Bifidobacterium catabolism of human milk oligosaccharides overrides endogenous competitive exclusion driving colonization and protection.

Understanding how exogenous microbes stably colonize the animal gut is essential to reveal mechanisms of action and tailor effective probiotic treatments. Bifidobacterium species are naturally enriched in the gastrointestinal tract of breast-fed infants. Human milk oligosaccharides (HMOs) are associated with this enrichment. However, direct mechanistic proof of the importance of HMOs in this colonization is lacking given milk contains additional factors that impact the gut microbiota.
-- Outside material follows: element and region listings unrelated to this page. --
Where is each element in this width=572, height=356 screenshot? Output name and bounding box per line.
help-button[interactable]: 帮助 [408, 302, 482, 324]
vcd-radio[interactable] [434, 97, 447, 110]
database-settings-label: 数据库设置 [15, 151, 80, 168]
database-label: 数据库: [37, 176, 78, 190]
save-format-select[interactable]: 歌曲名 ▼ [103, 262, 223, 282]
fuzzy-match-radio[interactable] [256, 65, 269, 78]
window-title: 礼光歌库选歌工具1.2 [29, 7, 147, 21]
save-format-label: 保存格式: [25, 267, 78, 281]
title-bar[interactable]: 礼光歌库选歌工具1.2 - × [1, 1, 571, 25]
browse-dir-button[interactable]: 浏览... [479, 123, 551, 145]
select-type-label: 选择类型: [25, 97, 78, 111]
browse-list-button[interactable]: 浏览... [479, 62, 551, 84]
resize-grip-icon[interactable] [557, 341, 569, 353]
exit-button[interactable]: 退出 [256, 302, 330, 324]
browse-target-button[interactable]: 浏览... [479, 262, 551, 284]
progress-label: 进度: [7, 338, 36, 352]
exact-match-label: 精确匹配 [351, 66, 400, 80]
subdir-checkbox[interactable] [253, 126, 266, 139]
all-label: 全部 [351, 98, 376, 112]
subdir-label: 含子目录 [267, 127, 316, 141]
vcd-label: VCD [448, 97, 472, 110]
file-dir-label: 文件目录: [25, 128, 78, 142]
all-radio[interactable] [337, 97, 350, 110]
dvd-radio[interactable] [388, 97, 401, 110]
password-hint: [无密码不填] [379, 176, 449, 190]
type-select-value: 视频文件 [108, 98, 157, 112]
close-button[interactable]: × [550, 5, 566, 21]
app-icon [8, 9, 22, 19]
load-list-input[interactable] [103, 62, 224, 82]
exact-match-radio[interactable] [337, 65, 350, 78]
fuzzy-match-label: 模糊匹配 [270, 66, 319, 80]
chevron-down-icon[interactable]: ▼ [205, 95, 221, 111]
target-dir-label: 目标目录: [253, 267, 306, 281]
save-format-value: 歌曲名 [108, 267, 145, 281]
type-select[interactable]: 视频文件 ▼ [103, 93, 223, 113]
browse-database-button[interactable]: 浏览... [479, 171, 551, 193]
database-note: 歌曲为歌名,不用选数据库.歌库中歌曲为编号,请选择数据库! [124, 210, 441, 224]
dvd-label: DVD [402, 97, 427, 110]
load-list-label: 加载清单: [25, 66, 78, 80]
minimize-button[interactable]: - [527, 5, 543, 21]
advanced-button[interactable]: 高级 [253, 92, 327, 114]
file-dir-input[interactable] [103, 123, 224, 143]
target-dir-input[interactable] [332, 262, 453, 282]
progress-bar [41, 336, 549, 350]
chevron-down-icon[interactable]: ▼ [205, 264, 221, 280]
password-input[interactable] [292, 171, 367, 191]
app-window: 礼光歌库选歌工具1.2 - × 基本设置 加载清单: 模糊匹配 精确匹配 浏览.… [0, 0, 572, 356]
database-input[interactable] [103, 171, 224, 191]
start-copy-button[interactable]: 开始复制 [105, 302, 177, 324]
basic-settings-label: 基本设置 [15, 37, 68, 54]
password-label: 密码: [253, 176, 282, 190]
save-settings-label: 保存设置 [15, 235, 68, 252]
This study examined mice supplemented with the HMO 2'fucosyllactose (2'FL) together with a 2'FL-consuming strain, Bifidobacterium pseudocatenulatum MP80. 2'FL supplementation creates a niche for high levels of B.p. MP80 persistence, similar to Bifidobacterium levels seen in breast-fed infants. This synergism impacted gut microbiota composition, activated anti-inflammatory pathways and protected against chemically-induced colitis. These results demonstrate that bacterial-milk glycan interactions alone drive enrichment of beneficial Bifidobacterium and provide a model for tunable colonization thus facilitating insight into mechanisms of health promotion by bifidobacteriain neonates.